As business leaders, we’re conditioned to celebrate our successes. We make announcements to the public and media when we celebrate revenue milestones or launch a new product or feature. We apply for awards and send out news releases heralding our greatness when we win. We share the “secret recipe” for our success in hope that we and others can recreate the magic.
But collectively, we don’t spend much time talking about our missteps -- and much less digging into what went wrong, what we could have done better and what we learned from the entire experience. In business, failure is often swept under the rug to be forgotten.
Recently, I spoke at Fail Fest, a day-long festival that celebrates the role failure plays in innovation. Presented by Launch Fishers -- a co-working space for high-growth, high-potential enterprises backed by the City of Fishers -- Fail Fest draws business leaders from around the state of Indiana. Throughout the event, over 20 leaders took the stage and cast a spotlight on their lowest moments, their biggest lessons and what failure means to them.
Fail Fest was inspiring because, as speaker after speaker took the stage, there seemed to be a universal theme to what could be interpreted as frustrating experiences. In business, failure is inevitable. It’s what you do after you fail that makes a difference.
Formstack is no exception. When I came to Formstack in 2010, I had some failures under my belt, but they weren’t really processed as principals that I could learn from. I met with a business coach who encouraged our leadership team to come up with a culture code. As with country culture, a corporate culture code doesn’t dictate what’s right or wrong, but it does help provide feedback for how to behave despite challenging circumstances -- like failure.
To help you turn your own failure into success, I’ve outlined three principals of the culture code we’ve introduced at Formstack. These principals represent three themes that emerged again and again during Fail Fest, and I’ve paired them with a few thoughts on how you can apply similar principals in your own endeavors.
1. Create a culture of transparency.
When things don’t go as planned, it’s human nature to want to close ranks. We don’t want to rehash our flops -- we want to pull the drapes, lick our wounds and forget about it.
But in business, this approach isn’t only self-indulgent. It can have a negative impact on your bottom line.
When it comes to overcoming failure, transparency is the name of the game. Why? Because transparency cultivates trust -- especially when things aren’t going as planned. It’s easy to talk about gains, but it’s more challenging to come to the table with honest talk about losses. The good news is that by keeping all vested parties looped in from the beginning, you build a culture of transparency that instills trust, and you can sustain this trust even after a failure.

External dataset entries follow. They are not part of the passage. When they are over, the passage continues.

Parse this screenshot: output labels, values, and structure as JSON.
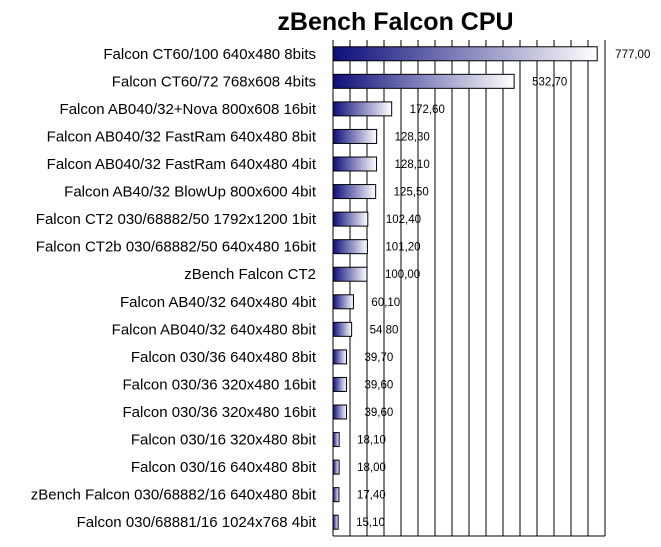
{
  "chart_data": {
    "type": "bar",
    "orientation": "horizontal",
    "title": "zBench Falcon CPU",
    "xlabel": "",
    "ylabel": "",
    "xlim": [
      0,
      800
    ],
    "grid": true,
    "legend": "none",
    "colors": {
      "bar_dark": "#0d0d7a",
      "bar_light": "#ffffff",
      "grid": "#000000"
    },
    "categories": [
      "Falcon CT60/100 640x480 8bits",
      "Falcon CT60/72 768x608 4bits",
      "Falcon AB040/32+Nova 800x608 16bit",
      "Falcon AB040/32 FastRam 640x480 8bit",
      "Falcon AB040/32 FastRam 640x480 4bit",
      "Falcon AB40/32 BlowUp 800x600 4bit",
      "Falcon CT2 030/68882/50 1792x1200 1bit",
      "Falcon CT2b 030/68882/50 640x480 16bit",
      "zBench Falcon CT2",
      "Falcon AB40/32 640x480 4bit",
      "Falcon AB040/32 640x480 8bit",
      "Falcon 030/36 640x480 8bit",
      "Falcon 030/36 320x480 16bit",
      "Falcon 030/36 320x480 16bit",
      "Falcon 030/16 320x480 8bit",
      "Falcon 030/16 640x480 8bit",
      "zBench Falcon 030/68882/16 640x480 8bit",
      "Falcon 030/68881/16 1024x768 4bit"
    ],
    "values": [
      777.0,
      532.7,
      172.6,
      128.3,
      128.1,
      125.5,
      102.4,
      101.2,
      100.0,
      60.1,
      54.8,
      39.7,
      39.6,
      39.6,
      18.1,
      18.0,
      17.4,
      15.1
    ],
    "value_labels": [
      "777,00",
      "532,70",
      "172,60",
      "128,30",
      "128,10",
      "125,50",
      "102,40",
      "101,20",
      "100,00",
      "60,10",
      "54,80",
      "39,70",
      "39,60",
      "39,60",
      "18,10",
      "18,00",
      "17,40",
      "15,10"
    ]
  }
}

Remember: Your employees, investors, partners and other stakeholders are part of your team. They all need reassurance after a failure. They need to know it’s okay to try and fail, as long as they learn from the experience. As your company’s leader, it’s your job to provide it. If appropriate, accept responsibility. But it’s more important to acknowledge the situation and offer a plan for recovery or other next steps.
2. See a problem, solve a problem.
Don’t wait for others to fix the problems in your business. After a failure, it’s tempting to “pass the buck” or delay acting on known problems until forced by regulation, public opinion or some other outside force. But this is a recipe for repeat failure.

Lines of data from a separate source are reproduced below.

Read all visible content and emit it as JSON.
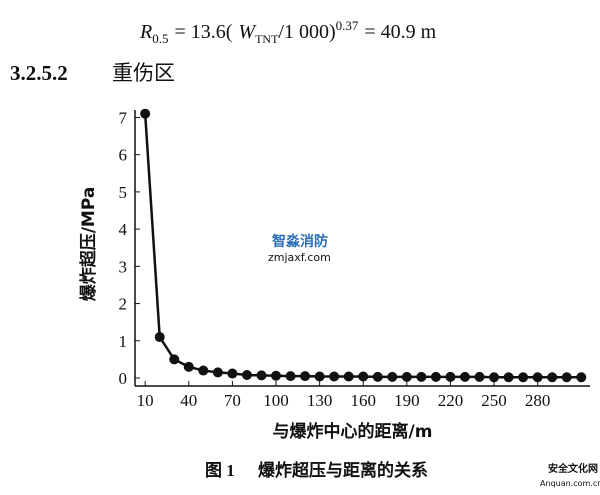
{
  "formula": {
    "r": "R",
    "r_sub": "0.5",
    "mid": "= 13.6(",
    "w": "W",
    "w_sub": "TNT",
    "rest": "/1 000)",
    "exp": "0.37",
    "end": "= 40.9 m"
  },
  "section": {
    "number": "3.2.5.2",
    "title": "重伤区"
  },
  "watermarks": {
    "brand": "智淼消防",
    "site": "zmjaxf.com",
    "corner": "安全文化网",
    "corner_site": "Anquan.com.cn"
  },
  "caption": {
    "label": "图 1",
    "text": "爆炸超压与距离的关系"
  },
  "chart_data": {
    "type": "line",
    "x_label": "与爆炸中心的距离/m",
    "y_label": "爆炸超压/MPa",
    "x": [
      10,
      20,
      30,
      40,
      50,
      60,
      70,
      80,
      90,
      100,
      110,
      120,
      130,
      140,
      150,
      160,
      170,
      180,
      190,
      200,
      210,
      220,
      230,
      240,
      250,
      260,
      270,
      280,
      290,
      300,
      310
    ],
    "series": [
      {
        "name": "爆炸超压",
        "color": "#111111",
        "values": [
          7.1,
          1.1,
          0.5,
          0.3,
          0.2,
          0.15,
          0.12,
          0.08,
          0.07,
          0.06,
          0.05,
          0.05,
          0.04,
          0.04,
          0.04,
          0.04,
          0.03,
          0.03,
          0.03,
          0.03,
          0.03,
          0.03,
          0.03,
          0.03,
          0.02,
          0.02,
          0.02,
          0.02,
          0.02,
          0.02,
          0.02
        ]
      }
    ],
    "xlim": [
      3,
      316
    ],
    "ylim": [
      0,
      7.2
    ],
    "xticks": [
      10,
      40,
      70,
      100,
      130,
      160,
      190,
      220,
      250,
      280
    ],
    "yticks": [
      0,
      1,
      2,
      3,
      4,
      5,
      6,
      7
    ]
  }
}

Instead, evaluate what went wrong and learn from your past mistakes. Don’t rely on memory or company history to capture what you learned, either. Create a case study that details the experience, and follow it up with an actionable plan to prevent a repeat performance.
3. Be agile and innovative.
Failure is okay, especially if you learn from it. In order come up with new and innovative ideas, new concepts have to be tried. New ideas don’t need to be committed to for life, but trying something new and seeing if you can get traction is essential to growth.

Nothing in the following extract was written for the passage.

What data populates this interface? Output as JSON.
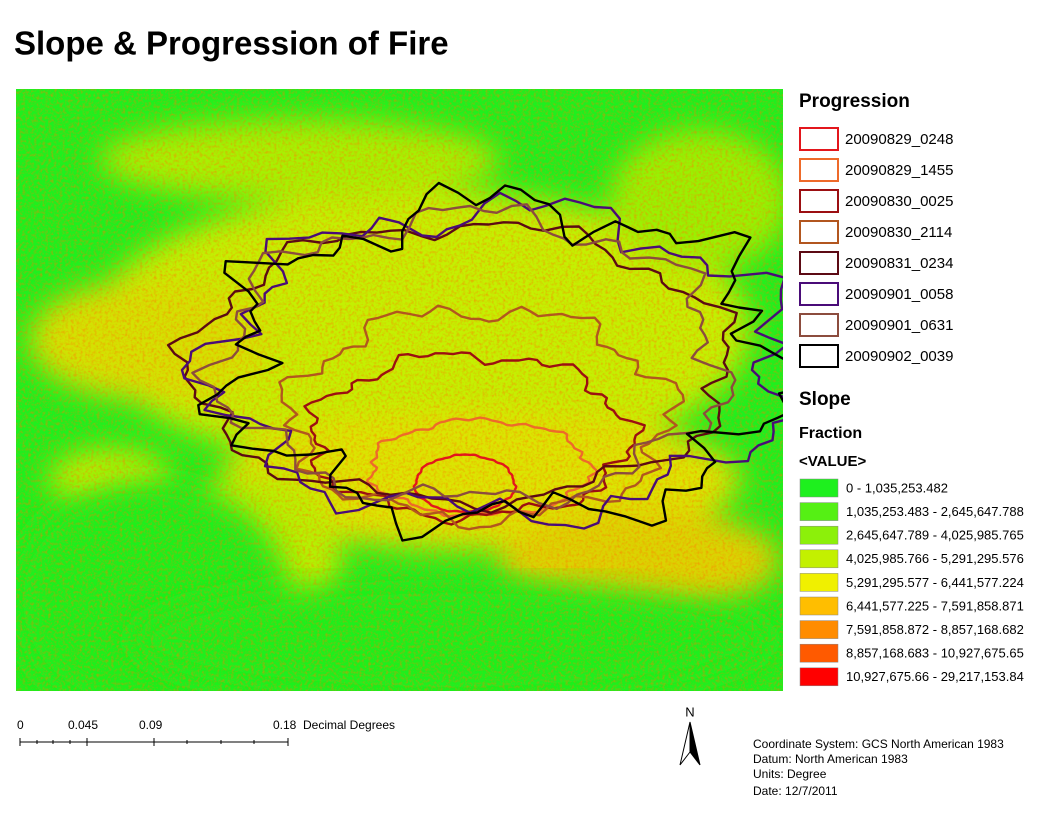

Take Formstack, for example. We recently began working to build out a new section of our business. Although the new effort was a success, we realized we weren’t adequately supporting our traditional business. From this misstep, we made the choice to split into two business units: one that supports our new strategy and one that nurtures our strong revenue stream.
Being agile and innovative is especially important after a failure. Getting back on the horse isn’t the only path to recovery. It’s okay to try something new, too.
A final thought? Success covers a thousand sins. In failing, we get the chance to look under the rug and ask ourselves, “Is there something else we need to understand?”